Registration required: July 11, 2024, 7:00pm – 9:00pm Pacific Time
7:00 – 8:00 PM Session One: Nation-State Threats in the Open-Source Software Supply Chain
Ross Bryant from Phylum.io will discuss proliferation of threats from Nation–State actors in open-source software ecosystems. We trust and use software from strangers on the Internet. All of us.
Strangers who we will never meet – strangers in such vast quantities across every aspect of the software development lifecycle that it is hilariously unlikely that we will ever truly know the full extent of all of the identities and intentions of all of our open-source software suppliers. Even though open-source has many advantages, there remain risks to consumers of open-source software which we at Phylum broadly categorize into five domains:
Ross Bryant, Ph.D. is the Senior Security Researcher at Phylum and leads the Phylum Research Team. Ross has over two decades of cybersecurity and math research experience. Prior to joining Phylum in late 2021, he worked as a research project lead at Sandia National Labs where he led a team that researched and developed real-time analytic solutions to network forensics problems. He has also worked in cybersecurity operations for the NSA and U.S. Air Force and as an Applied Research Mathematician for the NSA.
Phylum is an automated, software supply chain security platform that continuously informs organizations of risk, blocks zero-day attacks, and enforces compliance and governance without disrupting innovation. Phylum analyzes open-source software as it is published and ingests software packages, lockfiles, and SBOMs to contextualize risks, prevent threats, and inform developers and security teams. Customers use the Phylum platform to protect applications from malicious code, evaluate third-party vendors, identify brand misuse and targeted attacks, complete mergers and acquisitions, and limit risks associated with using AI to write or fix source code. Phylum also offers a threat feed of real-time software supply chain attacks that can be consumed by any security analytics or observability product to enrich other findings. In 2022, Phylum’s analysis of open-source packages identified thousands of new malicious packages, malicious authors, and supply chain risks that culminated in a massive improvement to open-source software and the first inaugural Black Hat Innovation Spotlight award.

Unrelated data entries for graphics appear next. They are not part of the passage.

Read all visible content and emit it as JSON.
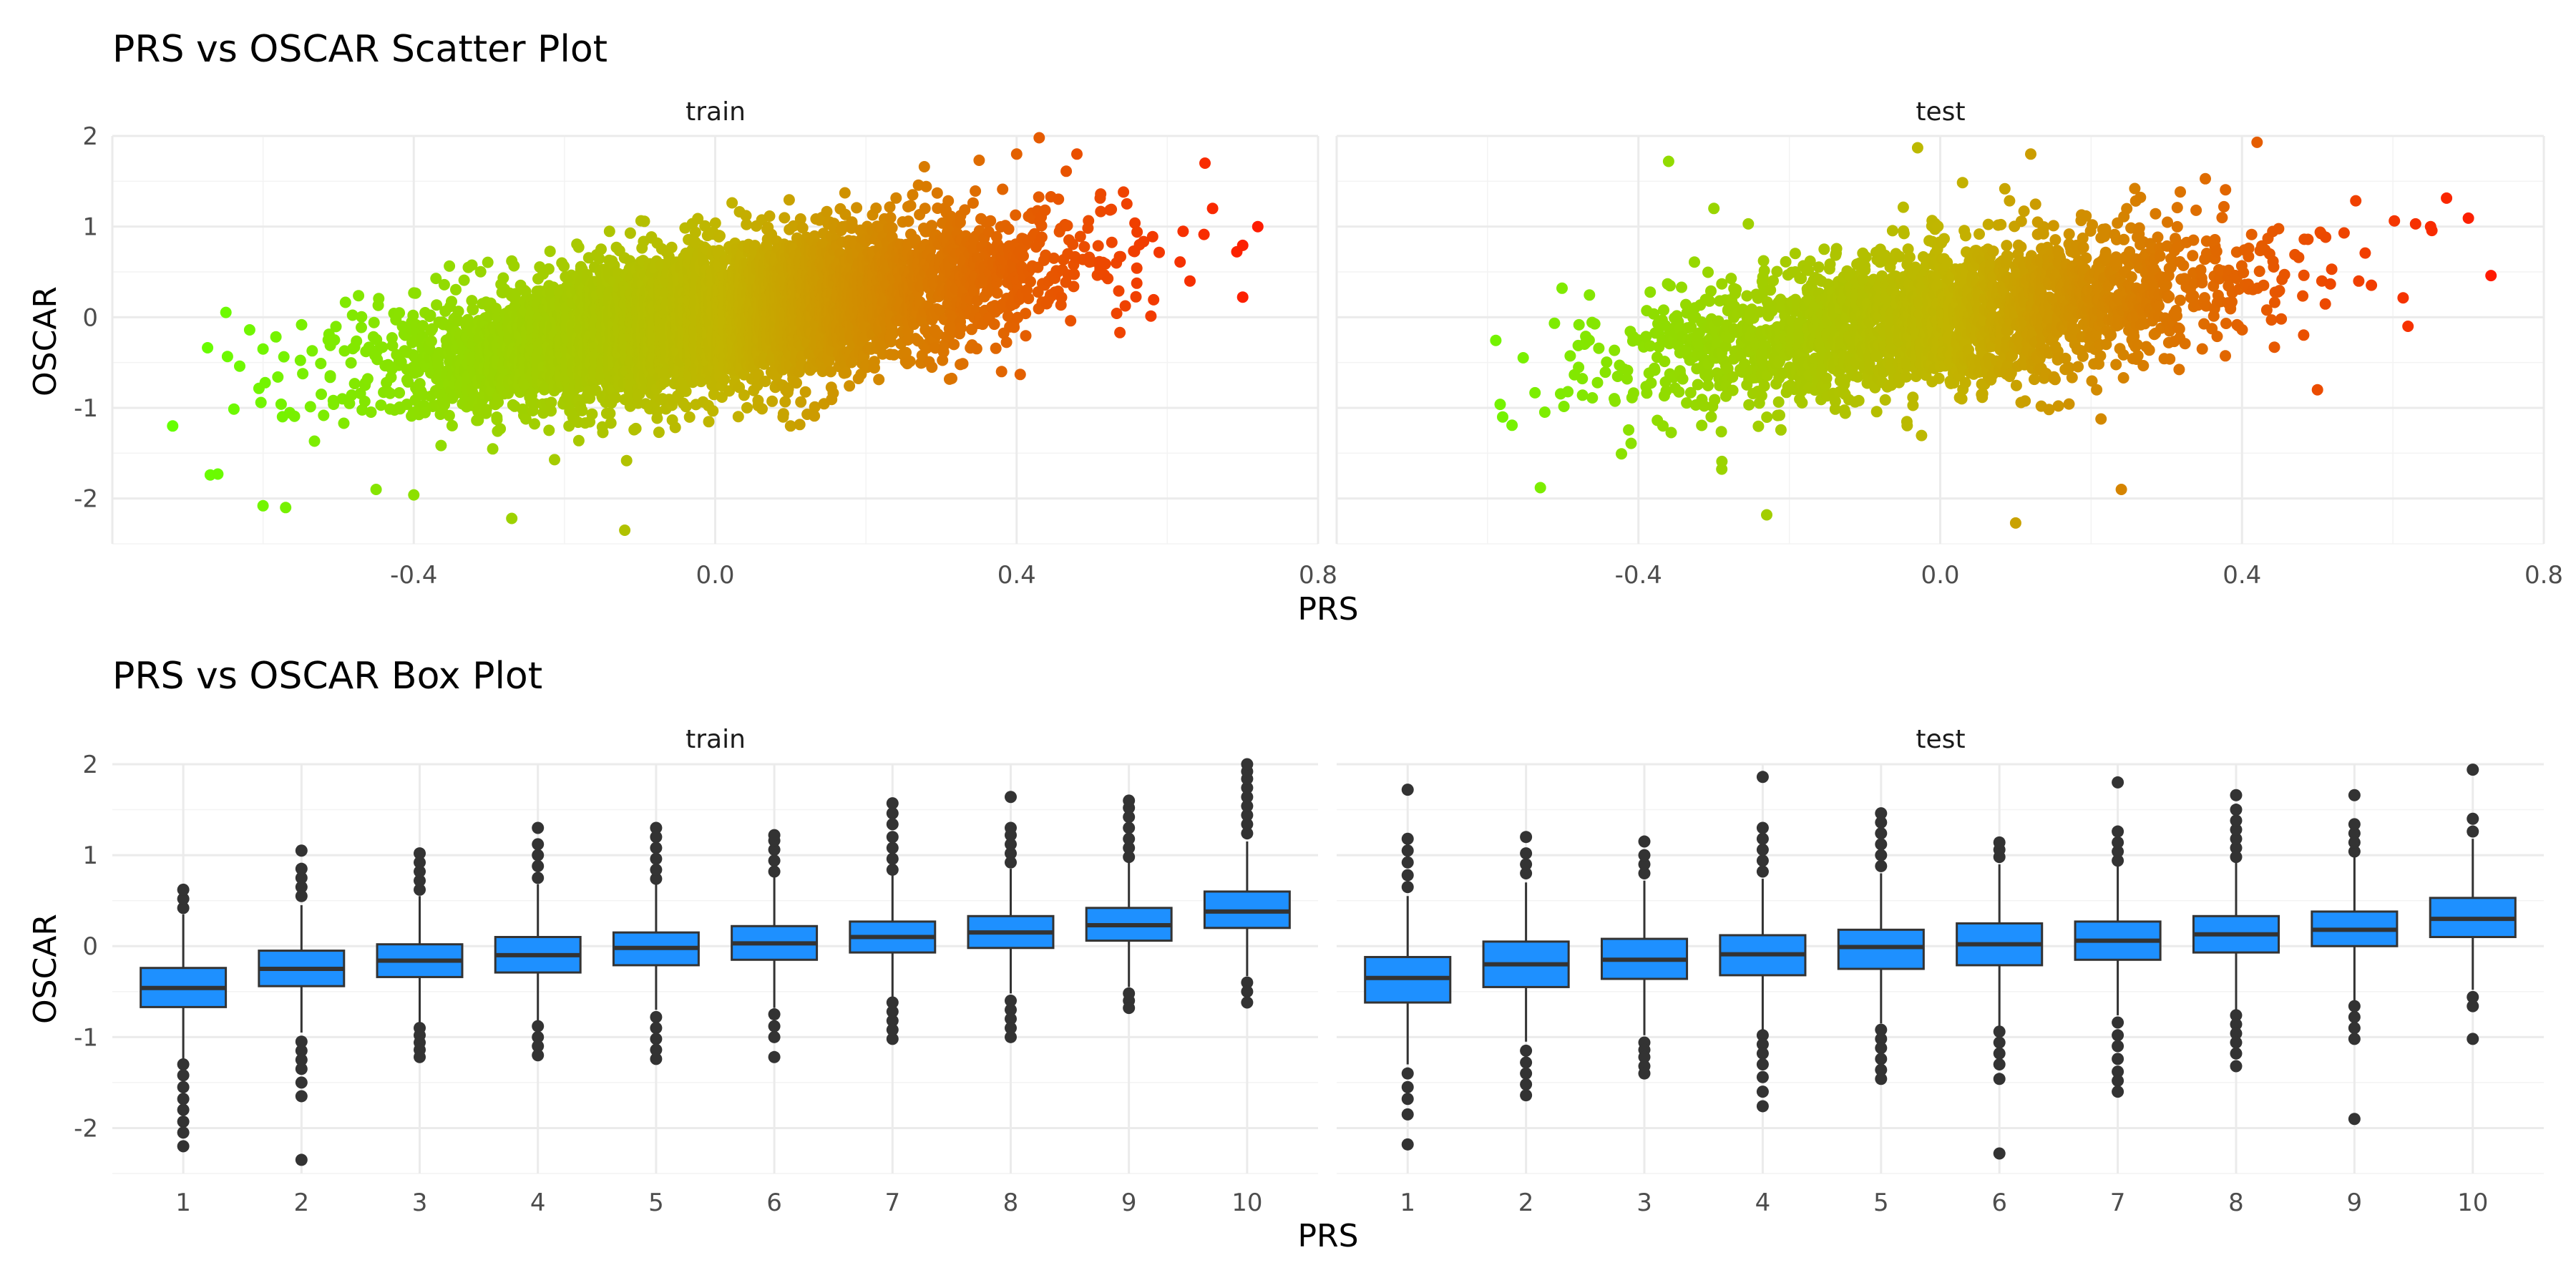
{
  "chart_data": [
    {
      "type": "scatter",
      "title": "PRS vs OSCAR Scatter Plot",
      "xlabel": "PRS",
      "ylabel": "OSCAR",
      "xlim": [
        -0.8,
        0.8
      ],
      "ylim": [
        -2.5,
        2
      ],
      "x_ticks": [
        "-0.4",
        "0.0",
        "0.4",
        "0.8"
      ],
      "y_ticks": [
        "-2",
        "-1",
        "0",
        "1",
        "2"
      ],
      "grid": true,
      "color_scale": {
        "low": "#66ff00",
        "mid": "#c2b400",
        "high": "#ff1a00",
        "domain": [
          -0.7,
          0.73
        ]
      },
      "facets": [
        {
          "label": "train",
          "trend": {
            "slope": 1.42,
            "intercept": 0.0,
            "x_mean": 0.0,
            "x_sd": 0.2,
            "resid_sd": 0.38,
            "n": 6000
          },
          "extreme_points": [
            {
              "x": -0.72,
              "y": -1.2
            },
            {
              "x": -0.67,
              "y": -1.74
            },
            {
              "x": -0.66,
              "y": -1.73
            },
            {
              "x": -0.6,
              "y": -2.08
            },
            {
              "x": -0.57,
              "y": -2.1
            },
            {
              "x": -0.6,
              "y": -0.35
            },
            {
              "x": -0.45,
              "y": -1.9
            },
            {
              "x": -0.4,
              "y": -1.96
            },
            {
              "x": -0.27,
              "y": -2.22
            },
            {
              "x": -0.12,
              "y": -2.35
            },
            {
              "x": -0.27,
              "y": 0.62
            },
            {
              "x": 0.43,
              "y": 1.98
            },
            {
              "x": 0.4,
              "y": 1.8
            },
            {
              "x": 0.48,
              "y": 1.8
            },
            {
              "x": 0.65,
              "y": 1.7
            },
            {
              "x": 0.72,
              "y": 1.0
            },
            {
              "x": 0.66,
              "y": 1.2
            },
            {
              "x": 0.63,
              "y": 0.4
            },
            {
              "x": 0.38,
              "y": -0.6
            },
            {
              "x": 0.1,
              "y": -1.2
            }
          ]
        },
        {
          "label": "test",
          "trend": {
            "slope": 1.2,
            "intercept": 0.0,
            "x_mean": 0.0,
            "x_sd": 0.2,
            "resid_sd": 0.4,
            "n": 2500
          },
          "extreme_points": [
            {
              "x": 0.73,
              "y": 0.46
            },
            {
              "x": 0.65,
              "y": 1.0
            },
            {
              "x": 0.63,
              "y": 1.03
            },
            {
              "x": -0.53,
              "y": -1.88
            },
            {
              "x": -0.58,
              "y": -1.1
            },
            {
              "x": -0.36,
              "y": 1.72
            },
            {
              "x": -0.03,
              "y": 1.87
            },
            {
              "x": 0.12,
              "y": 1.8
            },
            {
              "x": 0.42,
              "y": 1.93
            },
            {
              "x": -0.23,
              "y": -2.18
            },
            {
              "x": 0.1,
              "y": -2.27
            },
            {
              "x": 0.24,
              "y": -1.9
            },
            {
              "x": 0.62,
              "y": -0.1
            },
            {
              "x": -0.3,
              "y": 1.2
            },
            {
              "x": 0.5,
              "y": -0.8
            }
          ]
        }
      ]
    },
    {
      "type": "box",
      "title": "PRS vs OSCAR Box Plot",
      "xlabel": "PRS",
      "ylabel": "OSCAR",
      "ylim": [
        -2.5,
        2
      ],
      "categories": [
        "1",
        "2",
        "3",
        "4",
        "5",
        "6",
        "7",
        "8",
        "9",
        "10"
      ],
      "y_ticks": [
        "-2",
        "-1",
        "0",
        "1",
        "2"
      ],
      "grid": true,
      "box_color": "#1e90ff",
      "facets": [
        {
          "label": "train",
          "boxes": [
            {
              "q1": -0.67,
              "median": -0.46,
              "q3": -0.24,
              "low": -1.25,
              "high": 0.35,
              "outliers_low": [
                -1.3,
                -1.42,
                -1.55,
                -1.68,
                -1.8,
                -1.93,
                -2.05,
                -2.2
              ],
              "outliers_high": [
                0.42,
                0.52,
                0.62
              ]
            },
            {
              "q1": -0.44,
              "median": -0.25,
              "q3": -0.05,
              "low": -0.95,
              "high": 0.45,
              "outliers_low": [
                -1.05,
                -1.15,
                -1.25,
                -1.35,
                -1.5,
                -1.65,
                -2.35
              ],
              "outliers_high": [
                0.55,
                0.65,
                0.75,
                0.85,
                1.05
              ]
            },
            {
              "q1": -0.34,
              "median": -0.16,
              "q3": 0.02,
              "low": -0.85,
              "high": 0.55,
              "outliers_low": [
                -0.9,
                -0.98,
                -1.06,
                -1.14,
                -1.22
              ],
              "outliers_high": [
                0.62,
                0.72,
                0.82,
                0.92,
                1.02
              ]
            },
            {
              "q1": -0.29,
              "median": -0.1,
              "q3": 0.1,
              "low": -0.82,
              "high": 0.68,
              "outliers_low": [
                -0.88,
                -1.0,
                -1.1,
                -1.2
              ],
              "outliers_high": [
                0.75,
                0.88,
                1.0,
                1.12,
                1.3
              ]
            },
            {
              "q1": -0.21,
              "median": -0.02,
              "q3": 0.15,
              "low": -0.7,
              "high": 0.68,
              "outliers_low": [
                -0.78,
                -0.9,
                -1.02,
                -1.14,
                -1.24
              ],
              "outliers_high": [
                0.74,
                0.84,
                0.96,
                1.08,
                1.2,
                1.3
              ]
            },
            {
              "q1": -0.15,
              "median": 0.03,
              "q3": 0.22,
              "low": -0.68,
              "high": 0.76,
              "outliers_low": [
                -0.75,
                -0.88,
                -1.0,
                -1.22
              ],
              "outliers_high": [
                0.82,
                0.94,
                1.06,
                1.16,
                1.22
              ]
            },
            {
              "q1": -0.07,
              "median": 0.1,
              "q3": 0.27,
              "low": -0.56,
              "high": 0.78,
              "outliers_low": [
                -0.62,
                -0.72,
                -0.82,
                -0.92,
                -1.02
              ],
              "outliers_high": [
                0.84,
                0.96,
                1.08,
                1.2,
                1.34,
                1.46,
                1.57
              ]
            },
            {
              "q1": -0.02,
              "median": 0.15,
              "q3": 0.33,
              "low": -0.52,
              "high": 0.85,
              "outliers_low": [
                -0.6,
                -0.7,
                -0.8,
                -0.9,
                -1.0
              ],
              "outliers_high": [
                0.92,
                1.02,
                1.12,
                1.22,
                1.3,
                1.64
              ]
            },
            {
              "q1": 0.06,
              "median": 0.23,
              "q3": 0.42,
              "low": -0.45,
              "high": 0.92,
              "outliers_low": [
                -0.52,
                -0.6,
                -0.68
              ],
              "outliers_high": [
                0.98,
                1.08,
                1.18,
                1.3,
                1.42,
                1.52,
                1.6
              ]
            },
            {
              "q1": 0.2,
              "median": 0.38,
              "q3": 0.6,
              "low": -0.33,
              "high": 1.15,
              "outliers_low": [
                -0.4,
                -0.5,
                -0.62
              ],
              "outliers_high": [
                1.24,
                1.34,
                1.44,
                1.54,
                1.64,
                1.74,
                1.84,
                1.92,
                2.0
              ]
            }
          ]
        },
        {
          "label": "test",
          "boxes": [
            {
              "q1": -0.62,
              "median": -0.35,
              "q3": -0.12,
              "low": -1.3,
              "high": 0.55,
              "outliers_low": [
                -1.4,
                -1.55,
                -1.68,
                -1.85,
                -2.18
              ],
              "outliers_high": [
                0.65,
                0.78,
                0.92,
                1.05,
                1.18,
                1.72
              ]
            },
            {
              "q1": -0.45,
              "median": -0.2,
              "q3": 0.05,
              "low": -1.05,
              "high": 0.7,
              "outliers_low": [
                -1.15,
                -1.28,
                -1.4,
                -1.52,
                -1.64
              ],
              "outliers_high": [
                0.8,
                0.9,
                1.02,
                1.2
              ]
            },
            {
              "q1": -0.36,
              "median": -0.15,
              "q3": 0.08,
              "low": -0.98,
              "high": 0.72,
              "outliers_low": [
                -1.06,
                -1.14,
                -1.22,
                -1.32,
                -1.4
              ],
              "outliers_high": [
                0.8,
                0.9,
                1.0,
                1.15
              ]
            },
            {
              "q1": -0.32,
              "median": -0.09,
              "q3": 0.12,
              "low": -0.92,
              "high": 0.74,
              "outliers_low": [
                -0.98,
                -1.08,
                -1.18,
                -1.3,
                -1.44,
                -1.6,
                -1.76
              ],
              "outliers_high": [
                0.82,
                0.94,
                1.06,
                1.18,
                1.3,
                1.86
              ]
            },
            {
              "q1": -0.25,
              "median": -0.01,
              "q3": 0.18,
              "low": -0.85,
              "high": 0.8,
              "outliers_low": [
                -0.92,
                -1.02,
                -1.12,
                -1.24,
                -1.36,
                -1.46
              ],
              "outliers_high": [
                0.88,
                1.0,
                1.12,
                1.24,
                1.36,
                1.46
              ]
            },
            {
              "q1": -0.21,
              "median": 0.02,
              "q3": 0.25,
              "low": -0.88,
              "high": 0.9,
              "outliers_low": [
                -0.94,
                -1.06,
                -1.18,
                -1.3,
                -1.46,
                -2.28
              ],
              "outliers_high": [
                0.98,
                1.06,
                1.14
              ]
            },
            {
              "q1": -0.15,
              "median": 0.06,
              "q3": 0.27,
              "low": -0.76,
              "high": 0.88,
              "outliers_low": [
                -0.84,
                -0.98,
                -1.1,
                -1.24,
                -1.38,
                -1.48,
                -1.6
              ],
              "outliers_high": [
                0.94,
                1.04,
                1.14,
                1.26,
                1.8
              ]
            },
            {
              "q1": -0.07,
              "median": 0.13,
              "q3": 0.33,
              "low": -0.7,
              "high": 0.92,
              "outliers_low": [
                -0.76,
                -0.86,
                -0.96,
                -1.06,
                -1.18,
                -1.32
              ],
              "outliers_high": [
                0.98,
                1.08,
                1.18,
                1.28,
                1.38,
                1.5,
                1.66
              ]
            },
            {
              "q1": 0.0,
              "median": 0.18,
              "q3": 0.38,
              "low": -0.6,
              "high": 0.98,
              "outliers_low": [
                -0.66,
                -0.78,
                -0.9,
                -1.02,
                -1.9
              ],
              "outliers_high": [
                1.04,
                1.14,
                1.24,
                1.34,
                1.66
              ]
            },
            {
              "q1": 0.1,
              "median": 0.3,
              "q3": 0.53,
              "low": -0.48,
              "high": 1.18,
              "outliers_low": [
                -0.56,
                -0.66,
                -1.02
              ],
              "outliers_high": [
                1.26,
                1.4,
                1.94
              ]
            }
          ]
        }
      ]
    }
  ]
}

8:00 – 9:00 PM Session Two: Meet the next Unicorns of Silicon Valley, presenting “Plantify” and “Smart Trash”
Robin participated as a judge for the Amador Valley Advanced Computer Science Industry Professionals Competition. The event wowed all the judges and the student presentations were out of this world. The ISC2 East Bay Chapter has invited the top two scores to come present to our community.
Plantify:
Developed by Misha Garg, Ira Dharia, Aditi Bande, and Manya Saxena
Problem Statement: Few resources are available at Parks and Recreational spaces for local environmentalists and curious community members who seek information on their surrounding plant life. The limited resources that are available consist of long lists of images and scientific names that are difficult to comprehend. This diminishes community members’ awareness about local plant life. According to researchers from Royal Holloway University, Nottingham Trent University, and the University of Sheffield, younger people especially feel like they lack knowledge pertaining to their local environments. Plantify’s goal is to address this issue. The product aims to increase awareness of native plant species at recreational parks around the city of Pleasanton. It is an AI Model that has been trained and tested with over fifty plants found around Pleasanton including various types of grass, flowers, and ferns. Plantify is implemented in the form of a QR code posted along hiking trails to best inform community members of their surrounding flora. Any user can access it using their mobile device by scanning the code and uploading an image of their desired plant. Then, Plantify will return the plant species’ name to the user, enriching their hiking experience.
Smart Trash:
Developed by Kritika Das, Megh Patel, Sumanth Janjanam, and Kalyan Archakam
Problem Statement: Food waste poses a pressing challenge globally, with significant environmental and economic implications. Approximately one-third of all food produced for human consumption is lost or wasted annually, contributing to pollution, resource depletion, and greenhouse gas emissions. Sorting food waste remains a critical constraint in waste management systems, leading to landfill overflow and hindering recycling efforts. The presence of non-biodegradable contaminants further complicates the process, diminishing the quality of recovered resources and increasing disposal costs.
A trash detection system tailored for food waste sorting would solve some of these challenges. By accurately segregating organic waste from non-biodegradable materials, this solution aims to streamline waste management workflows, reduce contamination levels, and promote sustainable resource utilization practices in both residential and commercial settings. Through real-time detection and classification of food waste items, our innovative system will empower students and individuals to improve waste sorting accuracy, minimize environmental impact, and contribute to a more circular economy.